Sind die Massenszenen der Festwiese, aber auch der Einzug der Meister im 1. Aufzug ärgerlich wegen ihrer demonstrativ-albernen Putzigkeit, aus der ungebrochene Sympathie für (sozial-)hierarchisch starr geordnete Arrangements spricht, so lassen die „kleinen“ Szenen mit konventioneller, aber immerhin solider Personenregie der Musik Freiräume. Die einzige wichtige Neubesetzung, Endrik Wottrich als Walter (der alternierend mit Robert Dean Smith singt), bringt erfreulicherweise eine leichte ironische Brechung in die zopfige Inszenierung. Braungebrannt und mit hochgekrempelten Ärmeln agiert er in der Schusterstube des 3. Aufzugs wie ein Student, der sich verwirrt fragt, wie er denn in dieses merkwürdige Spiel hineingeraten sein mag – die Unbekümmertheit, mit der Wottrich sich von allen anderen Akteuren absetzt, macht den Konflikt zwischen altgedienten Sangesbrüdern und der nachwachsenden Generation immerhin erahnbar. Stimmlich meistert er die Partie kraftvoll und sicher in der Höhe, aber die Stimme ist eng und gepresst (wird aber im 3.Aufzug etwas freier). In die Rolle muss Wottrich erst noch hineinwachsen.

Etabliert in dieser Inszenierung sind Robert Holl als Sachs und Andreas Schmidt als Beckmesser, und das merkt man auch ihrem gut aufeinander abgestimmten Spiel an (wobei Holl die drollige Angewohnheit hat, seinen massigen Körper in gefährlich anmutende Schwingungen zu versetzen). Holl verkörpert, durchaus im Sinne der inszenatorisch verordneten Harmlosigkeit, den „Guter-Onkel-Typ“ mit sonorer Tiefe und Problemen in der Höhe; er spart im ersten und zweiten Aufzug Kräfte für den mörderischen dritten. Schmidt ist ein zurückhaltend vornehmer Beckmesser, der seine Figur nicht karikiert, sondern klangschön und intelligent singt. Die jugendliche und etwas direkte Stimme von Emily Magee passt zur Rollenanlage der Eva, die von der Regie mit naiv-kokettem Lilo-Pulver-Charme nicht unbedingt tiefsinnig gezeichnet, aber hübsch anzusehen ist.
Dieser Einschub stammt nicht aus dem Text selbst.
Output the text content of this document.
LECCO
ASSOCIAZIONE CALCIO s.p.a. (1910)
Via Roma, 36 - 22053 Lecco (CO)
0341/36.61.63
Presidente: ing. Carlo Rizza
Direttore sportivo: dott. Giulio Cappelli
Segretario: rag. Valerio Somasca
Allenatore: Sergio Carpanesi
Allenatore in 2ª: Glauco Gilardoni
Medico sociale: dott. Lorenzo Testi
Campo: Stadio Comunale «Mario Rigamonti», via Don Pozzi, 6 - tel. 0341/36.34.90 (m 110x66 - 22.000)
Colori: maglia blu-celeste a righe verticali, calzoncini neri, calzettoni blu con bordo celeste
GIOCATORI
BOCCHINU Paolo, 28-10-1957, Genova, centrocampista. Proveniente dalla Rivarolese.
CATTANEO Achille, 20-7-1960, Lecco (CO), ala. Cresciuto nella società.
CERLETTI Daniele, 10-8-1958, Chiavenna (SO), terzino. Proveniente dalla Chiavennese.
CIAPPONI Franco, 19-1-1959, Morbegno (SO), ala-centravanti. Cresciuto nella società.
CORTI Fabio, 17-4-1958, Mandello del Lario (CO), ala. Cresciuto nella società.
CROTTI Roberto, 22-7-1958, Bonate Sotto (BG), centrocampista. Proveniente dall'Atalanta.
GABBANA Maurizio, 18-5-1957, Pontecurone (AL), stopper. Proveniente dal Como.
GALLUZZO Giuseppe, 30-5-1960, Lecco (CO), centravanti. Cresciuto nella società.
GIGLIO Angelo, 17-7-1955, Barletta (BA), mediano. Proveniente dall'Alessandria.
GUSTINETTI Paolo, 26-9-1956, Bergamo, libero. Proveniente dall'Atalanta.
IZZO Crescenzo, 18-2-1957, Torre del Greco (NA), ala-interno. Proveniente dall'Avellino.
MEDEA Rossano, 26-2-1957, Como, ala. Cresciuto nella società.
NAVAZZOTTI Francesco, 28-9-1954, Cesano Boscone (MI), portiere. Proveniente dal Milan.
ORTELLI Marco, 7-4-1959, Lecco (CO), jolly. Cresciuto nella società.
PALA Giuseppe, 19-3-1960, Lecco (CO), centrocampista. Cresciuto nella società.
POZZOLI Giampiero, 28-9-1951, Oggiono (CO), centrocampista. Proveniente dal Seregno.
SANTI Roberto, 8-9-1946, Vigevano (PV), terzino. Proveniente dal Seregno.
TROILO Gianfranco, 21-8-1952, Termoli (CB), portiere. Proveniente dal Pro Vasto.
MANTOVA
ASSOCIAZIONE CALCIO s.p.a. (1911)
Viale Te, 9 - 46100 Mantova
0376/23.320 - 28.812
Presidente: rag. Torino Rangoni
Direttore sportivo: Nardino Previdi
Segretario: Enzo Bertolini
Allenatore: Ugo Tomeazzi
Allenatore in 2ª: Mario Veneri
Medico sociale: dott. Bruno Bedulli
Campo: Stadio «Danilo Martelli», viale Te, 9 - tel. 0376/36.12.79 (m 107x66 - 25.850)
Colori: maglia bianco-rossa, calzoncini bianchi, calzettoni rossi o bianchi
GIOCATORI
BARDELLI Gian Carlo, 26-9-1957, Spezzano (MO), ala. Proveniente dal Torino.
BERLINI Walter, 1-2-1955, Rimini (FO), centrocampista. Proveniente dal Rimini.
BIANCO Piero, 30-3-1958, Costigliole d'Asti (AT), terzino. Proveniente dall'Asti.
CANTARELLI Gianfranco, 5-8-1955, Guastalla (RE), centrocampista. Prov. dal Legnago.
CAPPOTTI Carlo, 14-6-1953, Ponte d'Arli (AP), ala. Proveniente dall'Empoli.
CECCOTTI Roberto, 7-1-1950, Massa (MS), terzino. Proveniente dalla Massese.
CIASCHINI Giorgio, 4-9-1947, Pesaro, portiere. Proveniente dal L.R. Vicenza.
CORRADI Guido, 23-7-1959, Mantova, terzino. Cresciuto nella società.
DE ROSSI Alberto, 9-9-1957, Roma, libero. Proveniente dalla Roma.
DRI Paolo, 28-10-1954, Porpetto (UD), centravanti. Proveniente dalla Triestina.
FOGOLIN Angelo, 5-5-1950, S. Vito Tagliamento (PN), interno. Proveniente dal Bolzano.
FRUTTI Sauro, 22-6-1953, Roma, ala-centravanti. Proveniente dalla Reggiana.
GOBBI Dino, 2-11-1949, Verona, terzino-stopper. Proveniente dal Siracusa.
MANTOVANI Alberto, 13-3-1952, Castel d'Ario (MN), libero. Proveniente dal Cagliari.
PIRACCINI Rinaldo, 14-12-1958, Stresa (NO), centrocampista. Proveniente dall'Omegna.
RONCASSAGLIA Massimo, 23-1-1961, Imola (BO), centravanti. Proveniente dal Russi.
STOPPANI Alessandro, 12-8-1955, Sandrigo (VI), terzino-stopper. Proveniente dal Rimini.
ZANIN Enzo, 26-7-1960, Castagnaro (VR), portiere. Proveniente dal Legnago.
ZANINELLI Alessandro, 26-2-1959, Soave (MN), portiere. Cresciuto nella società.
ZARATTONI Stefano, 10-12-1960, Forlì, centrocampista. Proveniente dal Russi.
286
Clemens Bieber singt mit leichtem, aber tragfähigem Tenor den David sehr nuanciert – was die musikalische Gestaltung betrifft, ist er dem Meistersingerstatus deutlich näher als Walther. Sehr überzeugend in Klangfülle und Differenzierung ist der von Eberhard Friedrich einstudierte Chor.
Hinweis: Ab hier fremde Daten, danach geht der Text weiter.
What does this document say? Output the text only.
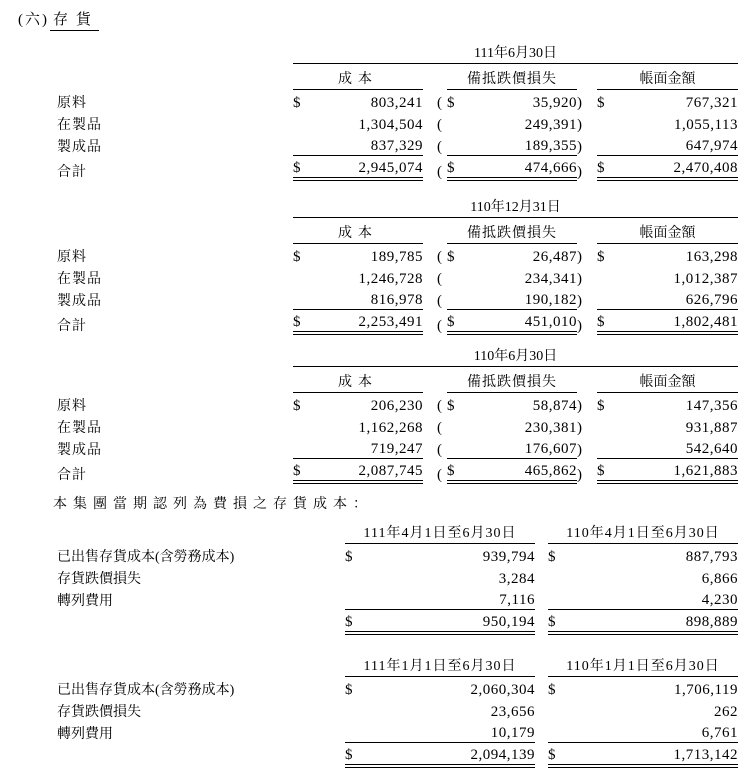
(六) 存貨
111年6月30日
成本	備抵跌價損失	帳面金額
原料	$	803,241 ( $	35,920 )	$	767,321
在製品	1,304,504 (	249,391 )	1,055,113
製成品	837,329 (	189,355 )	647,974
合計	$	2,945,074 ( $	474,666 )	$	2,470,408
110年12月31日
成本	備抵跌價損失	帳面金額
原料	$	189,785 ( $	26,487 )	$	163,298
在製品	1,246,728 (	234,341 )	1,012,387
製成品	816,978 (	190,182 )	626,796
合計	$	2,253,491 ( $	451,010 )	$	1,802,481
110年6月30日
成本	備抵跌價損失	帳面金額
原料	$	206,230 ( $	58,874 )	$	147,356
在製品	1,162,268 (	230,381 )	931,887
製成品	719,247 (	176,607 )	542,640
合計	$	2,087,745 ( $	465,862 )	$	1,621,883
本集團當期認列為費損之存貨成本：
111年4月1日至6月30日	110年4月1日至6月30日
已出售存貨成本(含勞務成本)	$	939,794 $	887,793
存貨跌價損失	3,284	6,866
轉列費用	7,116	4,230
$	950,194 $	898,889
111年1月1日至6月30日	110年1月1日至6月30日
已出售存貨成本(含勞務成本)	$	2,060,304 $	1,706,119
存貨跌價損失	23,656	262
轉列費用	10,179	6,761
$	2,094,139 $	1,713,142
Das große Ereignis aber ist das Dirigat von Christian Thielemann. Stampfende Handwerkerpoltrigkeit vermeidet er durch zielgerichteten Vorwärtsdrang, der die Musik jederzeit vorantreibt – auch wenn Thielemann immer wieder zu sehr ruhigen Passagen findet, in denen er den Klang auskostet (dabei aber immer die Gesamtarchitektur im Auge hat und nie den großen Bogen unterbricht). Die Musik ist immer im Fluss, und die einzelnen Abschnitte greifen schlüssig ineinander. Die Erdverbundenheit der Meistersinger geht nicht verloren, wird aber auch nie zu massig. Anders als bei Thielemanns Tannhäuser-Dirigat sind auch die Sänger in die musikalischen Entwicklungen eingebunden, mit dem trotz der individuellen Schwächen der Sänger hervorragend ausgeloteten Quintett des letzten Aufzugs als Höhepunkt.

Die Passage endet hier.